Avant ces obsèques, ce type de cercueil ne représentait qu’une part marginale du marché : « une soixantaine d’exemplaires vendus depuis sa création », indique l’article. Depuis, certains ateliers affirment recevoir « plusieurs dizaines de demandes par jour ». Ces chiffres, communiqués par des acteurs interrogés, traduisent une montée en puissance rapide de l’intérêt pour des solutions funéraires plus écoresponsables.
Minna Holleville, présentée comme gérante des Pompes Funèbres de la Liberté à Abbeville et qui dit être responsable de la vannerie qui distribue le modèle en France, explique la soudaineté de la demande. Elle rapporte anecdote et comparaison de prix : « Affolée, une habitante de la région de Montpellier m’a appelée cette semaine pour savoir si on pouvait lui en envoyer un pour qu’elle le stocke dans son abri dans le jardin. Elle m’a dit qu’il était affiché à 3 500 euros près de chez elle alors que nous le vendons 1 670 euros. »
Un savoir‑faire artisanal sous les projecteurs
Le cercueil en question est décrit comme comportant un socle en pin recouvert d’osier tressé, l’ensemble étant entièrement biodégradable. Ce type de fabrication mobilise des techniques de vannerie traditionnelles, rarement présentées à une audience aussi large.
À la Vannerie Candas, l’impact médiatique est ressenti comme une reconnaissance du travail artisanal. Aurélien, 36 ans et treize ans d’ancienneté à l’atelier, confie au Parisien : « C’est gratifiant que Brigitte Bardot l’ait choisi. Il a été présenté devant le monde entier. » Xavier Quointeau, gérant de la vannerie au Boisle, se dit « complètement étonné de l’impact national et international. C’est inattendu. Nous faisons tout pour nous organiser au mieux et répondre à la cadence. Beaucoup de personnes s’identifient à Brigitte Bardot dans sa démarche. »

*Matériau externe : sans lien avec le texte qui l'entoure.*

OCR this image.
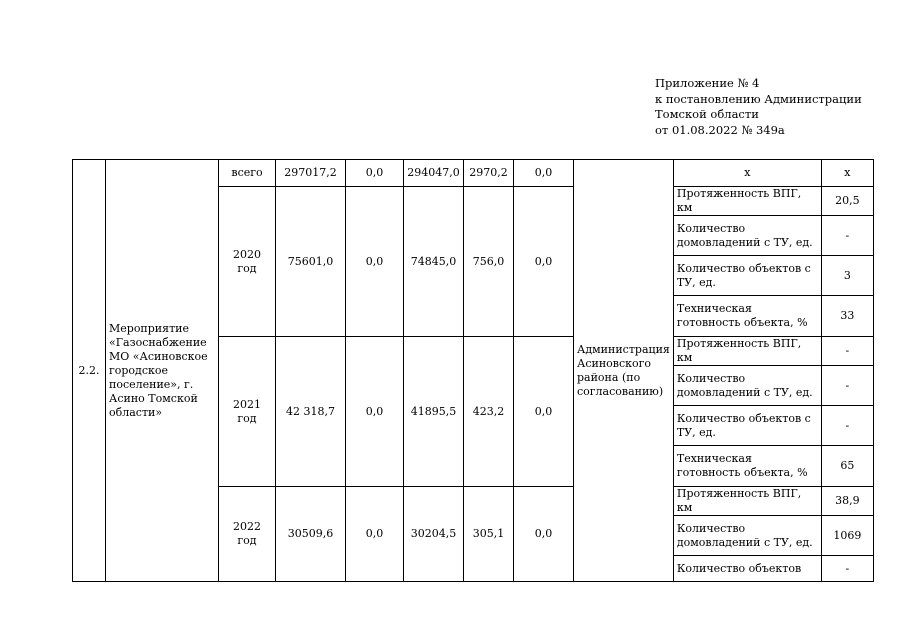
Приложение № 4
к постановлению Администрации
Томской области
от 01.08.2022 № 349а
2.2.	Мероприятие «Газоснабжение МО «Асиновское городское поселение», г. Асино Томской области»	всего	297017,2	0,0	294047,0	2970,2	0,0	Администрация Асиновского района (по согласованию)	х	х
		2020 год	75601,0	0,0	74845,0	756,0	0,0		Протяженность ВПГ, км	20,5
									Количество домовладений с ТУ, ед.	-
									Количество объектов с ТУ, ед.	3
									Техническая готовность объекта, %	33
		2021 год	42 318,7	0,0	41895,5	423,2	0,0		Протяженность ВПГ, км	-
									Количество домовладений с ТУ, ед.	-
									Количество объектов с ТУ, ед.	-
									Техническая готовность объекта, %	65
		2022 год	30509,6	0,0	30204,5	305,1	0,0		Протяженность ВПГ, км	38,9
									Количество домовладений с ТУ, ед.	1069
									Количество объектов	-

L’atelier doit désormais concilier cette demande ponctuelle avec ses commandes traditionnelles. Les vanneries fournissent notamment des panières pour boulangers‑pâtissiers, qui restent une part importante de leur activité. « Nous sommes 9 à pouvoir tresser », explique Xavier Quointeau, précisant que l’entreprise a fondé en septembre la Vannerie Académie pour former de nouveaux artisans.
Au sein de cette académie, quatre personnes ont entamé une formation en alternance au CAP vannier, en partenariat avec le CFA Jean‑Bosco de Sainghin‑en‑Mélantois, formation qui s’étend sur deux ans. Une autre promotion est prévue à la rentrée, signe que le métier suscite un regain d’intérêt.

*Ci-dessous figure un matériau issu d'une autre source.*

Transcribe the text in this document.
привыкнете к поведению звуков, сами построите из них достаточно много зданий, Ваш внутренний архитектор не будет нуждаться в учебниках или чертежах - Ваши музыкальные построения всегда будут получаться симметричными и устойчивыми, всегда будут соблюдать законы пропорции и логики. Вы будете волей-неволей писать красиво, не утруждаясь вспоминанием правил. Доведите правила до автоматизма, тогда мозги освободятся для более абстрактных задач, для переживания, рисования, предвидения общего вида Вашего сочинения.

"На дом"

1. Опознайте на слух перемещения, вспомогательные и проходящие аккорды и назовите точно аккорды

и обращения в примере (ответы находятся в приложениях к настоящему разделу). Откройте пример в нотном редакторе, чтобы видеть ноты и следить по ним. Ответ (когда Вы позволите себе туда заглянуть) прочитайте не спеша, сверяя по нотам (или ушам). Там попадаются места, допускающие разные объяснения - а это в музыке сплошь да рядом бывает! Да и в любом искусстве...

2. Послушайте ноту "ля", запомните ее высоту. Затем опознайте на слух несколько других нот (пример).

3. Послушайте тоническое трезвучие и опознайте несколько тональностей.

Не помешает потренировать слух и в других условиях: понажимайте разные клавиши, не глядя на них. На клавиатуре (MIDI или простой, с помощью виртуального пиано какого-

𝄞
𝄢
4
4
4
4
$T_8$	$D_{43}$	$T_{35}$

Vers une demande durable ou passagère ?
Si l’effet médiatique est net, la pérennité de la hausse des commandes reste ouverte. Les chiffres évoqués par les fabricants — soixante exemplaires vendus auparavant, « plusieurs dizaines de demandes par jour » actuellement — montrent une transformation rapide du marché, mais il est encore difficile d’évaluer si cette tendance se stabilisera.
Les artisans, eux, se réjouissent de voir leur travail mis en lumière tout en devant s’adapter à une cadence inhabituelle. Pour beaucoup, le choix de Brigitte Bardot met en avant une alternative écoresponsable aux cercueils traditionnels et relance l’attention sur des métiers artisanaux parfois menacés.
En l’état, les informations reprises ici proviennent des témoignages et chiffres rapportés par Le Parisien aux professionnels concernés. Certaines précisions — notamment le lien exact entre les pompes funèbres et la distribution du modèle — reposent sur les déclarations des interlocuteurs et ont été restituées telles que publiées.